Der Verlust aus einem Aktienverlust
im Rahmen eines Insolvenzplans, bei dem die Aktien ohne Entschädigung
eingezogen werden und der Aktionär an der anschließenden Kapitalerhöhung nicht
teilnehmen darf, ist steuerlich dem Grunde nach absetzbar.

Hintergrund: Seit der
Einführung der Abgeltungsteuer bei Einkünften aus Kapitalvermögen können auch
Verluste des eingesetzten Vermögens steuerlich geltend gemacht werden, z. B.
ein Verlust aus dem Verkauf von Aktien. Es werden also alle Wertveränderungen
– und damit auch negative – steuerlich erfasst.

Sachverhalt: Die Klägerin
war eine Depotgemeinschaft, die in den Jahren 2011 und 2012 insgesamt 39.000
Aktien der A-AG zum Preis von ca. 36.000 € erworben hatte. Noch im Jahr
2012 wurde das Insolvenzverfahren über das Vermögen der A-AG eröffnet und ein
Insolvenzplan aufgestellt. Das Kapital der A-AG wurde zunächst auf Null
herabgesetzt, und die Aktien der Aktionäre wurden ohne Entschädigung
eingezogen. Anschließend wurde das Kapital erhöht. An der Kapitalerhöhung
durften die bisherigen Aktionäre nicht teilnehmen, da ihr Bezugsrecht
ausgeschlossen wurde; nur der Gläubiger der A-AG erwarb die neuen Aktien. Die
Bank, bei der das Depot der Klägerin geführt wurde, buchte die Aktien als
wertlos aus. Die Klägerin machte einen Verlust von 36.000 € bei den
Einkünften aus Kapitalvermögen in ihrer Feststellungserklärung geltend.

Entscheidung: Der
Bundesfinanzhof (BFH) gab der Klage statt:

  • Die Kapitalherabsetzung auf
    Null führte zu einem Untergang der Aktien und damit zu einem Verlust. Dadurch,
    dass zugleich das Bezugsrecht bei der Kapitalerhöhung ausgeschlossen wurde,
    verlor die Klägerin endgültig ihre Aktionärsstellung.

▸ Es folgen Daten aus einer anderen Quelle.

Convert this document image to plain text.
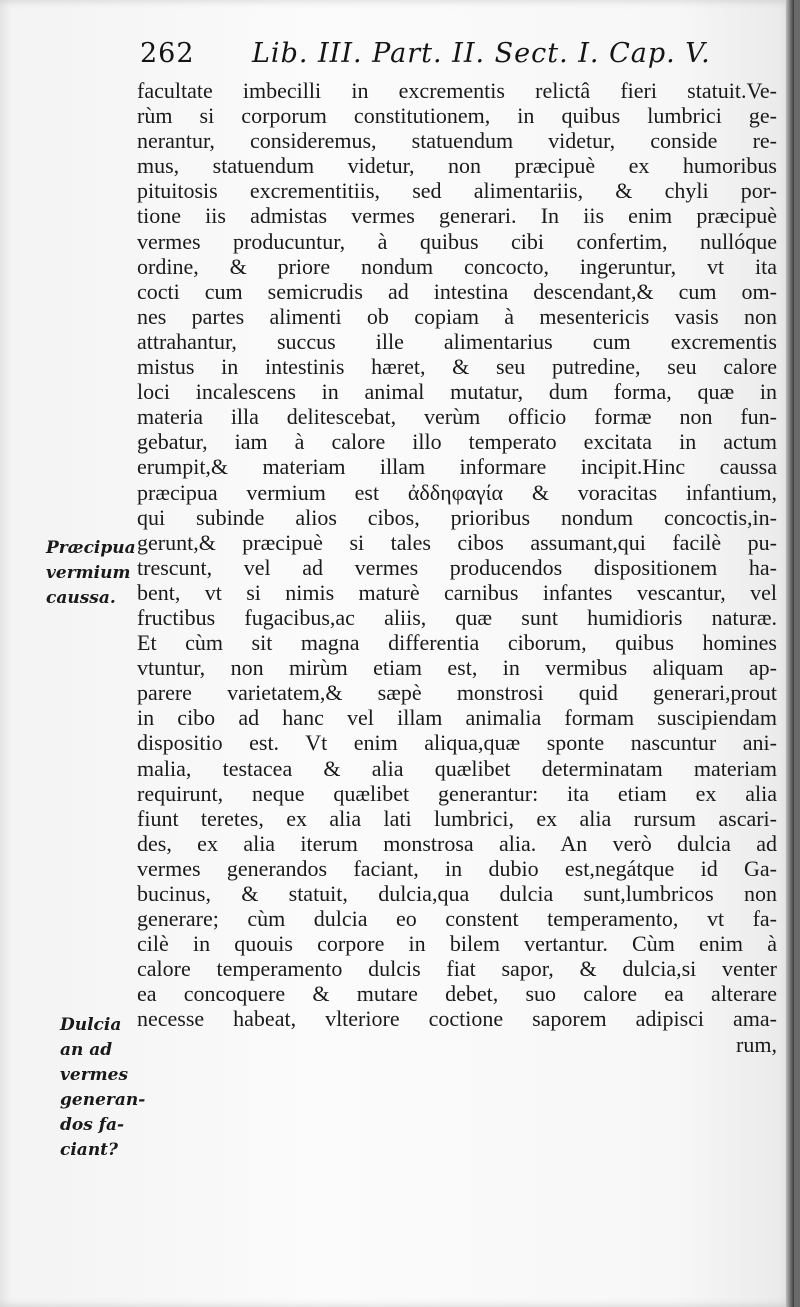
262 Lib. III. Part. II. Sect. I. Cap. V.
facultate imbecilli in excrementis relictâ fieri statuit.Ve-
rùm si corporum constitutionem, in quibus lumbrici ge-
nerantur, consideremus, statuendum videtur, conside re-
mus, statuendum videtur, non præcipuè ex humoribus
pituitosis excrementitiis, sed alimentariis, & chyli por-
tione iis admistas vermes generari. In iis enim præcipuè
vermes producuntur, à quibus cibi confertim, nullóque
ordine, & priore nondum concocto, ingeruntur, vt ita
cocti cum semicrudis ad intestina descendant,& cum om-
nes partes alimenti ob copiam à mesentericis vasis non
attrahantur, succus ille alimentarius cum excrementis
mistus in intestinis hæret, & seu putredine, seu calore
loci incalescens in animal mutatur, dum forma, quæ in
materia illa delitescebat, verùm officio formæ non fun-
gebatur, iam à calore illo temperato excitata in actum
erumpit,& materiam illam informare incipit.Hinc caussa
præcipua vermium est ἀδδηφαγία & voracitas infantium,
qui subinde alios cibos, prioribus nondum concoctis,in-
gerunt,& præcipuè si tales cibos assumant,qui facilè pu-
trescunt, vel ad vermes producendos dispositionem ha-
bent, vt si nimis maturè carnibus infantes vescantur, vel
fructibus fugacibus,ac aliis, quæ sunt humidioris naturæ.
Et cùm sit magna differentia ciborum, quibus homines
vtuntur, non mirùm etiam est, in vermibus aliquam ap-
parere varietatem,& sæpè monstrosi quid generari,prout
in cibo ad hanc vel illam animalia formam suscipiendam
dispositio est. Vt enim aliqua,quæ sponte nascuntur ani-
malia, testacea & alia quælibet determinatam materiam
requirunt, neque quælibet generantur: ita etiam ex alia
fiunt teretes, ex alia lati lumbrici, ex alia rursum ascari-
des, ex alia iterum monstrosa alia. An verò dulcia ad
vermes generandos faciant, in dubio est,negátque id Ga-
bucinus, & statuit, dulcia,qua dulcia sunt,lumbricos non
generare; cùm dulcia eo constent temperamento, vt fa-
cilè in quouis corpore in bilem vertantur. Cùm enim à
calore temperamento dulcis fiat sapor, & dulcia,si venter
ea concoquere & mutare debet, suo calore ea alterare
necesse habeat, vlteriore coctione saporem adipisci ama-
rum,
Præcipua
vermium
caussa.
Dulcia
an ad
vermes
generan-
dos fa-
ciant?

  • Das Gesetz regelt diesen Fall
    nicht ausdrücklich, sondern befasst sich mit dem Verlust aus einem Verkauf oder
    Einziehung der Aktien oder Einlösung von Wertpapieren, nicht aber mit der
    entschädigungslosen Einziehung von Aktien. Bei der entschädigungslosen
    Einziehung handelte es sich nicht um eine Veräußerung, da kein Entgelt gezahlt
    wurde und da die Aktien nicht auf einen Erwerber übergingen. Es handelte sich
    auch nicht um eine Einlösung; denn eine Einlösung setzt voraus, dass die
    Kapitalforderung erfüllt wird und dass das Wertpapier im Gegenzug zurückgegeben
    wird.

  • Die gesetzliche Lücke ist im
    Wege der Auslegung zu schließen und zwar dahingehend, dass die
    entschädigungslose Einziehung wie ein Verlust aus einem Verkauf behandelt wird,
    also steuerlich absetzbar ist. Diese Auslegung ist zulässig, weil die
    entschädigungslose Einziehung der Aktien erst im Jahr 2011 eingeführt wurde und
    deshalb dem Gesetzgeber bei Einführung der Abgeltungsteuer ab 2009 noch nicht
    bekannt sein konnte. Der Fall der entschädigungslosen Einziehung ist nicht
    anders zu behandeln als die Veräußerung einer wertlos gewordenen Aktie mit
    Verlust kurz vor der Eröffnung des Insolvenzverfahrens.

Hinweise: Nach dem BFH
kommt es nicht darauf an, ob ein Rechtsträgerwechsel hinsichtlich der Aktie
eingetreten ist. Eine solche Vorgabe würde nämlich dem
Leistungsfähigkeitsprinzip widersprechen, da sowohl der Verkäufer einer wertlos
gewordenen Aktie als auch die Klägerin in ihrer Leistungsfähigkeit gemindert
sind.

Das im Streitfall angewendete
Verfahren nennt sich „Debt-Equity-Swap”, bei dem ein Gläubiger auf
seine Forderungen verzichtet und dafür im Gegenzug an der Schuldnergesellschaft
beteiligt wird. Das Insolvenzrecht ermöglicht diese Umwandlung von Fremd- in
Eigenkapital („Debt-Equity-Swap”), indem es ein Bezugsrecht der
bisherigen Gesellschafter ausschließt; ansonsten könnten diese an der
Kapitalerhöhung teilnehmen und damit verhindern, dass der Gläubiger
Gesellschafter wird. Der Gläubiger kann aber nicht gegen seinen Willen zu einem
„Debt-Equity-Swap“ gezwungen werden.

Im Feststellungsbescheid der GbR
wird nun ein Verlust von 36.000 € festgestellt. Im Veranlagungsverfahren
der Gesellschafter wird dann entschieden, ob der auf den einzelnen
Gesellschafter entfallende Verlust bei den Einkünften aus Kapitalvermögen
berücksichtigt wird oder bei den Einkünften aus Gewerbebetrieb, weil der
Gesellschafter mit mindestens 1 % an der AG und damit wesentlich beteiligt war.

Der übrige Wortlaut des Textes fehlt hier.